Sixteen years ago, I made my first batch of grape jam.
It was September and I was home instead of away at school. The Connecticut sun was bright and full, the sky gleamed a brilliant blue and the hues of red and orange and yellow in the tops of the trees seemed otherworldly. But I was sad, and there’s nothing worse than a beautiful, sunny day when you’re sad.
I wanted rain and clouds and thunder.
I’d just been dumped, and my life was in the throes of change. I went outside to pick my parents’ grapes as a diversion from the heavy sadness I felt that squeezed every breath I took. I just saw those grapes and didn’t want them to go to waste.
I didn’t know anything about canning. I didn’t know that grapes aren’t usually ready for harvesting until the first freeze of the season, well after September. I didn’t care. I picked the grapes and threw them into some boiling water, and I started to feel better. I put the pulp and the peels and the seeds into a sieve and I felt like I could escape from the pressure I felt in my heart. I put it all into another pot with some sugar and some gelatin and I started to feel empowered.
I didn’t have any fancy equipment, I just had some empty jars lying around, and I worked all day to fill those little jars. I felt so proud. My dad was proud, too. You would have thought I hung the moon with those little jam jars, he was so thrilled.
Fast forward seven years, and another beautiful autumn was on display. The Utah sky was blue, the air was warm and the leaves fluttered like gossamer wings as they drifted to the ground. My broken heart was mended. I was married, finished with school, and I had a brand-new baby girl who filled my heart with joy.
My dear friend with an equally new baby had a peach tree in her back yard, and we couldn’t stand to see the fruit go to waste. We spent days talking, laughing and doing our best to preserve the moment. We shocked the peaches and peeled the skins. We took out the pits and carefully stacked the sticky halves on top of each other in large glass jars while the sugar-water syrup boiled. The jars looked like a work of art when we were finished.
Again, a feeling of satisfaction filled my heart. It just seemed right that I should do such a domestic thing, now that I was a mother. I wanted to discover the secrets of the generation of homemakers who baked homemade bread and wiped their children’s tears in their hoop skirts and heels. I wanted to pull a casserole out of the oven with my red lipstick on and love it.
It surprised me. I’d always thought about my career, not casseroles, and for a time, I felt like being a professional and being a homemaker were mutually exclusive. That’s why I was so drawn to study my grandmother, Fleeta, who died before I was born. She was a woman who cooked and cleaned. She was a woman who made candy at Christmas and took notes in her cookbook. She sewed and studied recipes — but she also studied anatomy and psychology. As a nurse, she knew how to heal, and when she was 55, in 1966, she expanded her academic background by earning her master’s degree in counseling.
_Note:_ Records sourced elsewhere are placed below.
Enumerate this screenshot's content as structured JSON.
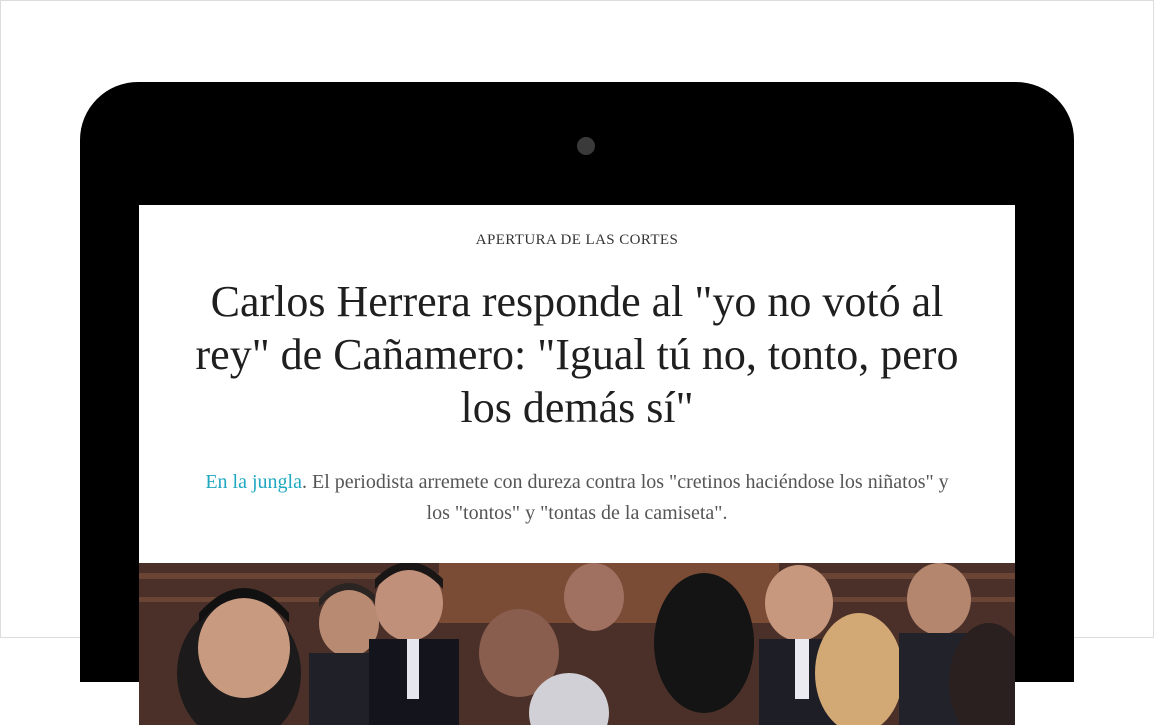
{
  "article": {
    "kicker": "APERTURA DE LAS CORTES",
    "headline": "Carlos Herrera responde al \"yo no votó al rey\" de Cañamero: \"Igual tú no, tonto, pero los demás sí\"",
    "section_link": "En la jungla",
    "subtitle_text": ". El periodista arremete con dureza contra los \"cretinos haciéndose los niñatos\" y los \"tontos\" y \"tontas de la camiseta\"."
  },
  "colors": {
    "link": "#20a8c0",
    "device": "#000000"
  }
}
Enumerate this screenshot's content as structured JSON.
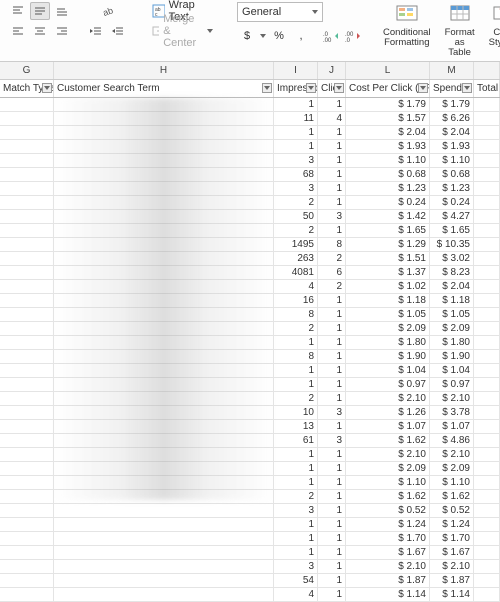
{
  "ribbon": {
    "wrap_text": "Wrap Text",
    "merge_center": "Merge & Center",
    "number_format": "General",
    "currency": "$",
    "percent": "%",
    "comma": ",",
    "inc_dec_labels": [
      ".0",
      ".00"
    ],
    "cond_fmt_l1": "Conditional",
    "cond_fmt_l2": "Formatting",
    "fmt_table_l1": "Format",
    "fmt_table_l2": "as Table",
    "cell_styles_l1": "Cell",
    "cell_styles_l2": "Styles"
  },
  "columns": {
    "letters": [
      "G",
      "H",
      "I",
      "J",
      "L",
      "M",
      ""
    ],
    "headers": {
      "g": "Match Type",
      "h": "Customer Search Term",
      "i": "Impressions",
      "j": "Click",
      "l": "Cost Per Click (CPC)",
      "m": "Spend",
      "n": "Total A"
    }
  },
  "rows": [
    {
      "i": 1,
      "j": 1,
      "l": "$ 1.79",
      "m": "$ 1.79"
    },
    {
      "i": 11,
      "j": 4,
      "l": "$ 1.57",
      "m": "$ 6.26"
    },
    {
      "i": 1,
      "j": 1,
      "l": "$ 2.04",
      "m": "$ 2.04"
    },
    {
      "i": 1,
      "j": 1,
      "l": "$ 1.93",
      "m": "$ 1.93"
    },
    {
      "i": 3,
      "j": 1,
      "l": "$ 1.10",
      "m": "$ 1.10"
    },
    {
      "i": 68,
      "j": 1,
      "l": "$ 0.68",
      "m": "$ 0.68"
    },
    {
      "i": 3,
      "j": 1,
      "l": "$ 1.23",
      "m": "$ 1.23"
    },
    {
      "i": 2,
      "j": 1,
      "l": "$ 0.24",
      "m": "$ 0.24"
    },
    {
      "i": 50,
      "j": 3,
      "l": "$ 1.42",
      "m": "$ 4.27"
    },
    {
      "i": 2,
      "j": 1,
      "l": "$ 1.65",
      "m": "$ 1.65"
    },
    {
      "i": 1495,
      "j": 8,
      "l": "$ 1.29",
      "m": "$ 10.35"
    },
    {
      "i": 263,
      "j": 2,
      "l": "$ 1.51",
      "m": "$ 3.02"
    },
    {
      "i": 4081,
      "j": 6,
      "l": "$ 1.37",
      "m": "$ 8.23"
    },
    {
      "i": 4,
      "j": 2,
      "l": "$ 1.02",
      "m": "$ 2.04"
    },
    {
      "i": 16,
      "j": 1,
      "l": "$ 1.18",
      "m": "$ 1.18"
    },
    {
      "i": 8,
      "j": 1,
      "l": "$ 1.05",
      "m": "$ 1.05"
    },
    {
      "i": 2,
      "j": 1,
      "l": "$ 2.09",
      "m": "$ 2.09"
    },
    {
      "i": 1,
      "j": 1,
      "l": "$ 1.80",
      "m": "$ 1.80"
    },
    {
      "i": 8,
      "j": 1,
      "l": "$ 1.90",
      "m": "$ 1.90"
    },
    {
      "i": 1,
      "j": 1,
      "l": "$ 1.04",
      "m": "$ 1.04"
    },
    {
      "i": 1,
      "j": 1,
      "l": "$ 0.97",
      "m": "$ 0.97"
    },
    {
      "i": 2,
      "j": 1,
      "l": "$ 2.10",
      "m": "$ 2.10"
    },
    {
      "i": 10,
      "j": 3,
      "l": "$ 1.26",
      "m": "$ 3.78"
    },
    {
      "i": 13,
      "j": 1,
      "l": "$ 1.07",
      "m": "$ 1.07"
    },
    {
      "i": 61,
      "j": 3,
      "l": "$ 1.62",
      "m": "$ 4.86"
    },
    {
      "i": 1,
      "j": 1,
      "l": "$ 2.10",
      "m": "$ 2.10"
    },
    {
      "i": 1,
      "j": 1,
      "l": "$ 2.09",
      "m": "$ 2.09"
    },
    {
      "i": 1,
      "j": 1,
      "l": "$ 1.10",
      "m": "$ 1.10"
    },
    {
      "i": 2,
      "j": 1,
      "l": "$ 1.62",
      "m": "$ 1.62"
    },
    {
      "i": 3,
      "j": 1,
      "l": "$ 0.52",
      "m": "$ 0.52"
    },
    {
      "i": 1,
      "j": 1,
      "l": "$ 1.24",
      "m": "$ 1.24"
    },
    {
      "i": 1,
      "j": 1,
      "l": "$ 1.70",
      "m": "$ 1.70"
    },
    {
      "i": 1,
      "j": 1,
      "l": "$ 1.67",
      "m": "$ 1.67"
    },
    {
      "i": 3,
      "j": 1,
      "l": "$ 2.10",
      "m": "$ 2.10"
    },
    {
      "i": 54,
      "j": 1,
      "l": "$ 1.87",
      "m": "$ 1.87"
    },
    {
      "i": 4,
      "j": 1,
      "l": "$ 1.14",
      "m": "$ 1.14"
    }
  ]
}
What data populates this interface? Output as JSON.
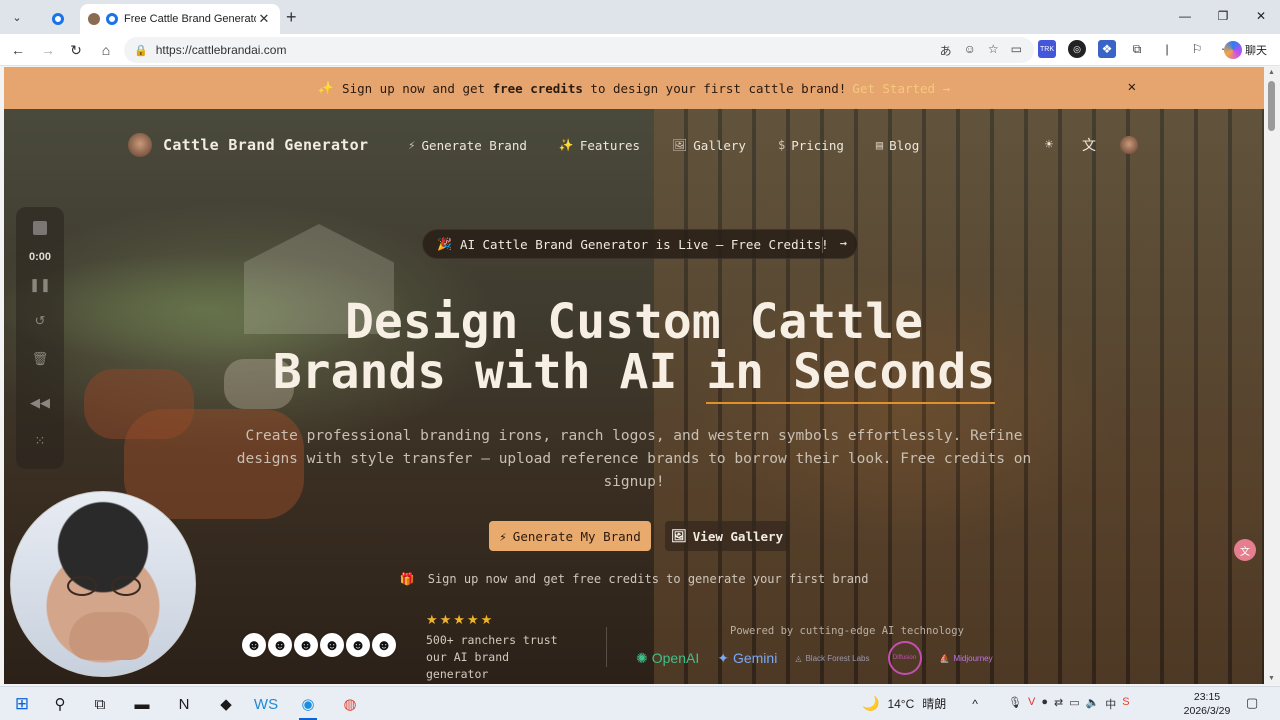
{
  "browser": {
    "active_tab_title": "Free Cattle Brand Generator |",
    "url": "https://cattlebrandai.com",
    "copilot_label": "聊天"
  },
  "banner": {
    "prefix": "Sign up now and get",
    "bold": "free credits",
    "suffix": "to design your first cattle brand!",
    "cta": "Get Started →"
  },
  "nav": {
    "brand": "Cattle Brand Generator",
    "items": [
      {
        "label": "Generate Brand",
        "icon": "⚡"
      },
      {
        "label": "Features",
        "icon": "✨"
      },
      {
        "label": "Gallery",
        "icon": "🖼"
      },
      {
        "label": "Pricing",
        "icon": "$"
      },
      {
        "label": "Blog",
        "icon": "▤"
      }
    ]
  },
  "hero": {
    "pill": "AI Cattle Brand Generator is Live – Free Credits!",
    "title_line1": "Design Custom Cattle",
    "title_line2_prefix": "Brands with AI",
    "title_line2_accent": "in Seconds",
    "subtitle": "Create professional branding irons, ranch logos, and western symbols effortlessly. Refine designs with style transfer – upload reference brands to borrow their look. Free credits on signup!",
    "primary_button": "Generate My Brand",
    "secondary_button": "View Gallery",
    "signup_note": "Sign up now and get free credits to generate your first brand",
    "rating_stars": 5,
    "trust_text": "500+ ranchers trust our AI brand generator",
    "powered_by": "Powered by cutting-edge AI technology",
    "partners": [
      "OpenAI",
      "Gemini",
      "Black Forest Labs",
      "Diffusion",
      "Midjourney"
    ]
  },
  "recorder": {
    "time": "0:00"
  },
  "taskbar": {
    "weather": "14°C",
    "weather_text": "晴朗",
    "ime": "中",
    "time": "23:15",
    "date": "2026/3/29"
  },
  "colors": {
    "banner": "#e6a56f",
    "accent": "#e2912a",
    "primary_button": "#e9aa6e"
  }
}
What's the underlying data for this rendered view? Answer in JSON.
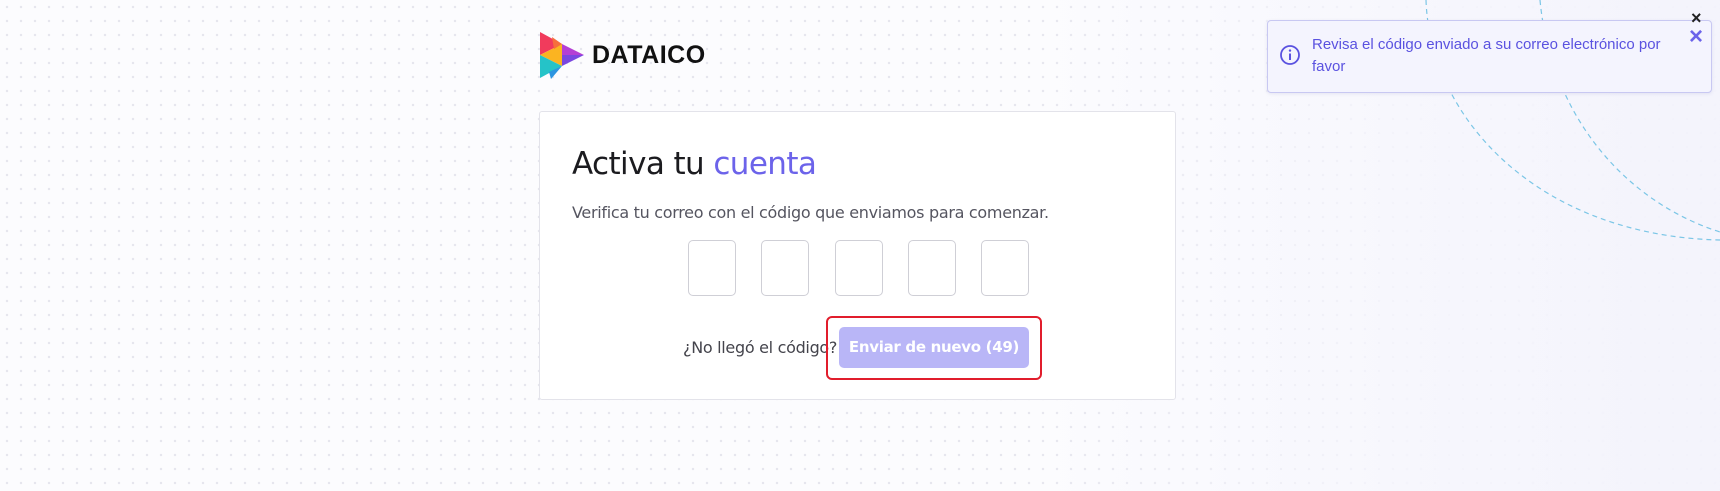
{
  "brand": {
    "name": "DATAICO",
    "logo_icon": "play-triangle-logo"
  },
  "card": {
    "title_prefix": "Activa tu",
    "title_accent": "cuenta",
    "subtitle": "Verifica tu correo con el código que enviamos para comenzar.",
    "code_inputs": [
      "",
      "",
      "",
      "",
      ""
    ],
    "resend_prompt": "¿No llegó el código?",
    "resend_button_label": "Enviar de nuevo (49)"
  },
  "toast": {
    "icon": "info-icon",
    "message": "Revisa el código enviado a su correo electrónico por favor",
    "close_icon": "×"
  },
  "corner_close_icon": "×",
  "colors": {
    "accent": "#6c63ea",
    "button_disabled": "#b9b6f7",
    "highlight_outline": "#e11d2c",
    "toast_bg": "#f4f4fe"
  }
}
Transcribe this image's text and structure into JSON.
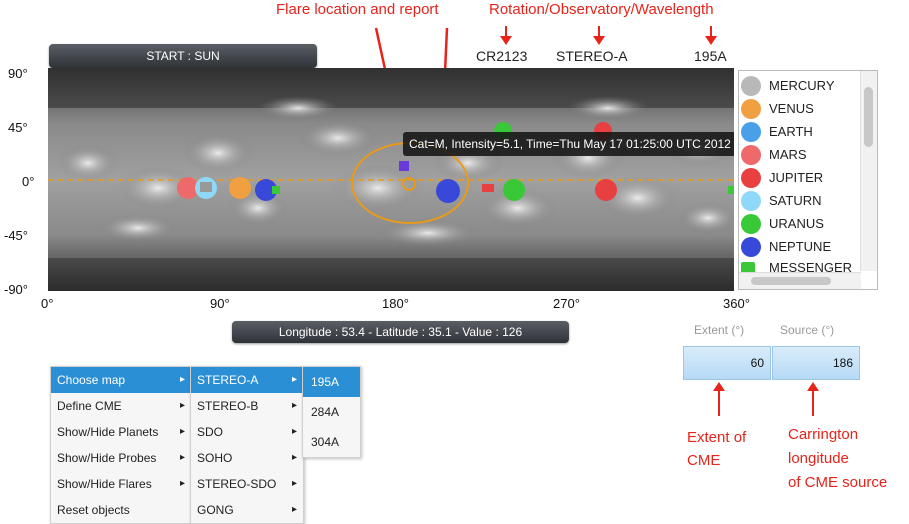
{
  "annotations": {
    "flare": "Flare location and report",
    "rotation": "Rotation/Observatory/Wavelength",
    "extent": [
      "Extent of",
      "CME"
    ],
    "carrington": [
      "Carrington",
      "longitude",
      "of CME source"
    ]
  },
  "start_button": "START : SUN",
  "observation": {
    "rotation": "CR2123",
    "observatory": "STEREO-A",
    "wavelength": "195A"
  },
  "axes": {
    "y_ticks": [
      "90°",
      "45°",
      "0°",
      "-45°",
      "-90°"
    ],
    "x_ticks": [
      "0°",
      "90°",
      "180°",
      "270°",
      "360°"
    ]
  },
  "tooltip": "Cat=M, Intensity=5.1, Time=Thu May 17 01:25:00 UTC 2012",
  "status_readout": "Longitude : 53.4 - Latitude : 35.1 - Value : 126",
  "planet_list": [
    {
      "label": "MERCURY",
      "color": "#b8b8b8"
    },
    {
      "label": "VENUS",
      "color": "#f0a040"
    },
    {
      "label": "EARTH",
      "color": "#4aa0e8"
    },
    {
      "label": "MARS",
      "color": "#ee6a6a"
    },
    {
      "label": "JUPITER",
      "color": "#e84040"
    },
    {
      "label": "SATURN",
      "color": "#8fd8f8"
    },
    {
      "label": "URANUS",
      "color": "#38c838"
    },
    {
      "label": "NEPTUNE",
      "color": "#3848d8"
    },
    {
      "label": "MESSENGER",
      "color": "#38c838"
    }
  ],
  "menu": {
    "col1": [
      "Choose map",
      "Define CME",
      "Show/Hide Planets",
      "Show/Hide Probes",
      "Show/Hide Flares",
      "Reset objects"
    ],
    "col2": [
      "STEREO-A",
      "STEREO-B",
      "SDO",
      "SOHO",
      "STEREO-SDO",
      "GONG"
    ],
    "col3": [
      "195A",
      "284A",
      "304A"
    ]
  },
  "cme": {
    "extent_label": "Extent (°)",
    "source_label": "Source (°)",
    "extent_value": "60",
    "source_value": "186"
  },
  "colors": {
    "accent": "#2b8fd6",
    "annotation": "#e8231a",
    "ellipse": "#e89a1a"
  }
}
Her home was a place where her endeavors took flight. It was a place where divinity sat on the same counters as her work. There was no mutual exclusivity.
This year, I appreciated the sun as I picked our harvest of tomatoes and peppers. I chopped up the vegetables, added in jalapenos, garlic and lime juice, and I canned salsa for the first time. It is a lengthy process, and it takes time that I don’t often have. As the last of the tomatoes fell from the stalk this year, I felt a little sad. This year’s harvest is over — but did I do enough?
We’ll see how long my 20 jars of salsa will last. Until then, I’m going to preserve every moment.